Difference between revisions of "North East Scotland"
Revision as of 23:18, 1 June 2012
North East Scotland is in Scotland, one of the four countries that make up the United Kingdom of Great Britain and Northern Ireland. This is the part of Scotland to the north of the Central Belt and east of the Highlands which has long been known as good farming and fishing territory, but has of late come into considerable wealth because of its location as a base for the North Sea offshore oil industry.
Cities and Towns
Glamis Castle Glamis Castle (Pronounced Glam-Z) is situated beside the village of Glamis in Angus, Scotland. It is the home of the Earl and Countess of Strathmore and Kinghorne, and is open to the public. Glamis Castle has been the home of the Lyon family since the 14th century, though the present building dates largely from the 17th century. Glamis was the childhood home of Elizabeth Bowes-Lyon, who married King George VI, and was later known as Queen Elizabeth The Queen Mother. Her second daughter, Princess Margaret, was born there.

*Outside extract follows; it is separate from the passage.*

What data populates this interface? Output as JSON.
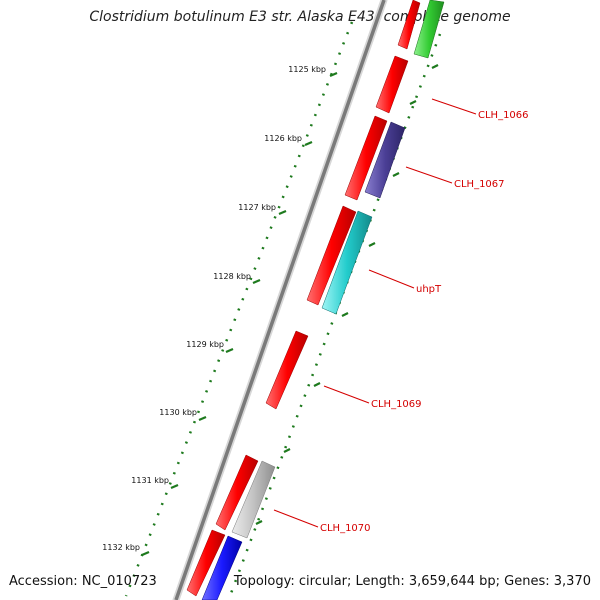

The castle is protected as a category A listed building, and the grounds are included on the Inventory of Gardens and Designed Landscapes in Scotland, the national listing of significant gardens
Over the years numerous traditional Scottish dishes have been created in North East Scotland, and no trip to the region would be complete without trying the local cuisine.
The Forfar Bridie
Originating from the county town of Angus, Forfar. Bridies are said "to have been 'invented' by a local baker in the 1850s." The name may refer to the pie's frequent presence on wedding menus, or to Margaret Bridie of Glamis, "who sold them at the Buttermarket in Forfar." They are made from pastry filled with mince (with or without onion), steak or even chicken, with butter and beef suet, salt and pepper. Similar to pasties, but because they are made without potatoes, they are much lighter in texture. Bakers in Forfar traditionally use shortcrust pastry for their bridies, but in the rest of Scotland, flaky pastry is preferred (It is possible in butchers or even fishmongers in Forfar to find flaky pastry bridies). Before being baked, the bridie's filling is placed on pastry dough, which is then folded into a semi-circular or triangular shape; finally, the edges are crimped. If the baker pokes one hole in the top of a bridie, it is understood to be plain, or without onions. Those that do include onions have two holes. the bridie continues to be a popular snack in Forfar with many locals eating them for lunch at the weekend.
The Arbroath Smokie
Arbroath smokies are a type of smoked haddock – a speciality of the town of Arbroath in Angus. The Arbroath Smokie originated in the small fishing village of Auchmithie, three miles northeast of Arbroath. Local legend has it a store caught fire one night, destroying barrels of haddock preserved in salt. The following morning, the people found some of the barrels had caught fire, cooking the haddock inside. Inspection revealed the haddock to be quite tasty. Towards the end of the 19th century, as Arbroath's fishing industry died, the Town Council offered the fisherfolk from Auchmithie land in an area of the town known as the fit o' the toon. It also offered them use of the modern harbour. Much of the Auchmithie population then relocated, bringing the Arbroath Smokie recipe with them. Today, some 15 local businesses produce Arbroath smokies, selling them in major supermarkets in the UK and online. In 2004, the European Commission registered the designation "Arbroath smokies" as a Protected Geographical Indication under the EU's Protected Food Name Scheme, acknowledging its unique status.